Праздник закончился, гости разъехались, отпуск подходил к концу. Обратно, на север, папа возвращался уже женатым человеком. Была ли любовь, не знаю. В первые годы жизни между ними, скорее всего, были нежные чувства, влюблённость, страсть. Фотографии тех времён очень хорошо это отображают. Там они выглядели счастливыми. Мама всегда с нежностью в голосе рассказывала о жизни в северном городе.

Через девять месяцев после свадьбы появилась я.

Суровый климат этого города отражался абсолютно на всём, в том числе и на моём самочувствии, и, несмотря на то, что я была относительно здоровым ребёнком, педиатр рекомендовал для меня более мягкие климатические условия. Поэтому родители решили вернуться в ту область, где они познакомились, поближе к своим родителям. Поскольку папа был участковым инспектором, нашей семье дали жильё в небольшом селе, маме удалось найти работу в местном Доме культуры, а я пошла в детский сад.

Тот период я почти не запомнила и знаю о нём лишь из рассказов родителей. Мама говорила, что в детском садике ребята очень обрадовались приходу в их группу городской девочки, которая была для них необычной, с другими манерами, нарядами. В детский сад чаще отводил меня папа, забирал тоже он.

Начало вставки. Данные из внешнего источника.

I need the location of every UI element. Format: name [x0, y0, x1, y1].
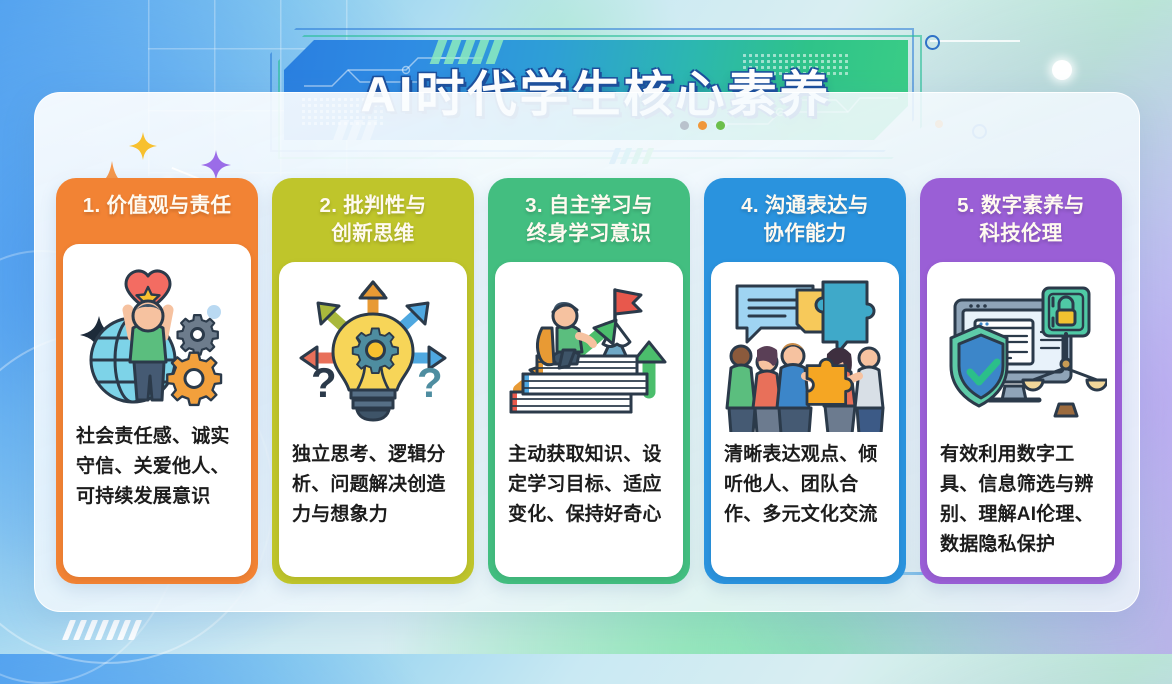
student-books-mountain-flag-icon — [495, 266, 683, 438]
card-desc-3: 主动获取知识、设定学习目标、适应变化、保持好奇心 — [495, 438, 683, 530]
card-title-3-line-1: 3. 自主学习与 — [488, 192, 690, 220]
card-communication-collaboration[interactable]: 4. 沟通表达与 协作能力 — [704, 178, 906, 584]
card-value-responsibility[interactable]: 1. 价值观与责任 — [56, 178, 258, 584]
background-connector-line-right — [930, 40, 1020, 42]
card-title-1-line-1: 1. 价值观与责任 — [56, 192, 258, 220]
background-glow-dot — [1052, 60, 1072, 80]
card-desc-5: 有效利用数字工具、信息筛选与辨别、理解AI伦理、数据隐私保护 — [927, 438, 1115, 560]
card-desc-1: 社会责任感、诚实守信、关爱他人、可持续发展意识 — [63, 420, 251, 512]
card-desc-2: 独立思考、逻辑分析、问题解决创造力与想象力 — [279, 438, 467, 530]
card-desc-4: 清晰表达观点、倾听他人、团队合作、多元文化交流 — [711, 438, 899, 530]
card-title-3-line-2: 终身学习意识 — [488, 220, 690, 248]
card-body-5: 有效利用数字工具、信息筛选与辨别、理解AI伦理、数据隐私保护 — [927, 262, 1115, 577]
card-title-3: 3. 自主学习与 终身学习意识 — [488, 192, 690, 248]
decor-dots-trio — [680, 121, 725, 130]
card-title-2-line-2: 创新思维 — [272, 220, 474, 248]
card-body-4: 清晰表达观点、倾听他人、团队合作、多元文化交流 — [711, 262, 899, 577]
card-title-4-line-2: 协作能力 — [704, 220, 906, 248]
svg-text:?: ? — [311, 359, 337, 406]
card-title-4-line-1: 4. 沟通表达与 — [704, 192, 906, 220]
card-body-3: 主动获取知识、设定学习目标、适应变化、保持好奇心 — [495, 262, 683, 577]
card-digital-literacy-ethics[interactable]: 5. 数字素养与 科技伦理 — [920, 178, 1122, 584]
card-title-5: 5. 数字素养与 科技伦理 — [920, 192, 1122, 248]
yellow-star-icon — [128, 131, 158, 161]
card-self-lifelong-learning[interactable]: 3. 自主学习与 终身学习意识 — [488, 178, 690, 584]
card-body-1: 社会责任感、诚实守信、关爱他人、可持续发展意识 — [63, 244, 251, 577]
purple-star-icon — [200, 149, 232, 181]
decor-slashes-bottom-left — [66, 620, 138, 640]
lightbulb-gear-arrows-icon: ? ? — [279, 266, 467, 438]
svg-text:?: ? — [417, 359, 443, 406]
card-title-1: 1. 价值观与责任 — [56, 192, 258, 220]
card-title-4: 4. 沟通表达与 协作能力 — [704, 192, 906, 248]
competency-cards-list: 1. 价值观与责任 — [56, 178, 1122, 584]
monitor-shield-lock-scales-icon — [927, 266, 1115, 438]
card-critical-innovative-thinking[interactable]: 2. 批判性与 创新思维 — [272, 178, 474, 584]
card-title-5-line-2: 科技伦理 — [920, 220, 1122, 248]
speech-bubbles-puzzle-team-icon — [711, 266, 899, 438]
card-title-5-line-1: 5. 数字素养与 — [920, 192, 1122, 220]
card-body-2: ? ? 独立思考、逻辑分析、问题解决创造力与想象力 — [279, 262, 467, 577]
person-heart-globe-gears-icon — [63, 248, 251, 420]
background-ring-node — [925, 35, 940, 50]
card-title-2: 2. 批判性与 创新思维 — [272, 192, 474, 248]
card-title-2-line-1: 2. 批判性与 — [272, 192, 474, 220]
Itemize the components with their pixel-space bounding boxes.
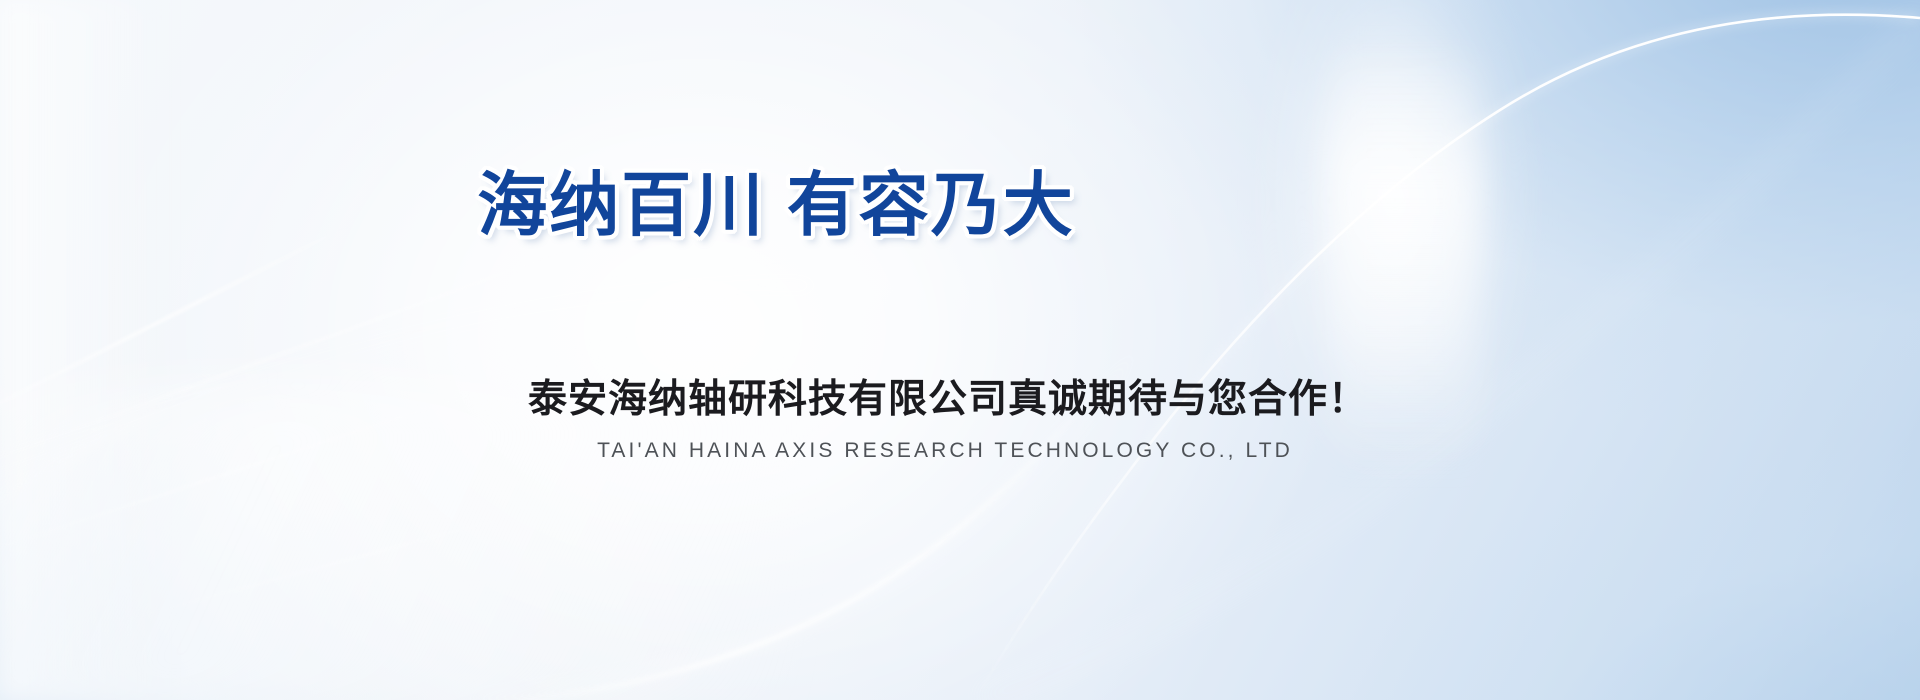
- banner-subtitle-english: TAI'AN HAINA AXIS RESEARCH TECHNOLOGY CO…: [0, 438, 1890, 464]
- banner-headline: 海纳百川 有容乃大: [0, 170, 1552, 240]
- banner-text-block: 海纳百川 有容乃大 泰安海纳轴研科技有限公司真诚期待与您合作！ TAI'AN H…: [0, 0, 1920, 700]
- hero-banner: 海纳百川 有容乃大 泰安海纳轴研科技有限公司真诚期待与您合作！ TAI'AN H…: [0, 0, 1920, 700]
- banner-subtitle-chinese: 泰安海纳轴研科技有限公司真诚期待与您合作！: [0, 378, 1896, 423]
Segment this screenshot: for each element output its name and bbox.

Вспоминается раннее морозное утро, ещё совсем темно, папа посадил меня в закрытую кабинку санок (такие были у многих: из фанеры делалась кабина с открывающейся крышей, стеклянным окном, фиксировалась на обычные санки) и повёз в садик. Внутри тепло и уютно, а в маленьком окошке виднеется папин силуэт, фонари, заснеженные верхушки деревьев и слышен монотонный хруст снега. Помню заботу, любовь и комфорт. Иногда перед сном родители читали мне книжки, мама торопясь, не вникая в текст, а папа выразительно и эмоционально, мне очень нравилось слушать его голос.

Периодически всплывают в памяти островки покоя, ощущения безопасности, родительской любви. Маленькую девочку замечали, слышали, чувствовали.

Глава 2. Рождение брата

Примерно через год после нашего переезда родился мой брат. Как рассказывала мама, на каком-то празднике, будучи беременной Пашей, она выпила немного шампанского и стала танцевать, после чего у неё начались преждевременные роды. Паша родился на двадцать восьмой неделе, у него был маленький вес и проблемы с дыханием. Сразу после родов его санавиацией транспортировали в областной центр, так как в районной больнице не было хороших условий для него. Он был желанным ребёнком, для семьи настал сложный период. Несколько месяцев мама с Пашей лежали в больнице. Меня на это время отвезли в соседний посёлок к маминым родителям. Я хорошо помню своё нахождение у них. Четырёхлетняя Анечка, в ситцевом платьице, поверх которого была накинута кофточка на пуговках, на голове повязан платок, а на ногах – резиновые сапожки, с маленьким ведёрком в руках помогает дедушке собирать выкопанную картошку и носить её в подполье. Бабушка же тем временем сидела на лавочке, обрезала лук и пела частушки.

Когда и как брат оказался дома, я не помню, но помню, что через какое-то время после выписки у него остановилось дыхание, стал синим и обмякшим. Суета и нервозность, слёзы мамы и крики папы. Вспоминая это сейчас, я понимаю, что родители всё сделали правильно и были рядом с ним в тот момент, когда ему это было необходимо, они спасли брата, трясли его, стучали по спинке, а когда он начал дышать, побежали за медицинской помощью. Я же, перепуганная до смерти, не знала что делать. В тот день мне казалось, что мир для меня обрушился. Родители были с братом, а мне так хотелось, чтобы в общей суете кто-то близкий и родной был рядом, обнял и сказал: «Анечка, тебе страшно сейчас, но я рядом. Всё будет хорошо!» Но этого не произошло, ни после того случая, ни много позже. Маму с Пашей опять увезли в больницу.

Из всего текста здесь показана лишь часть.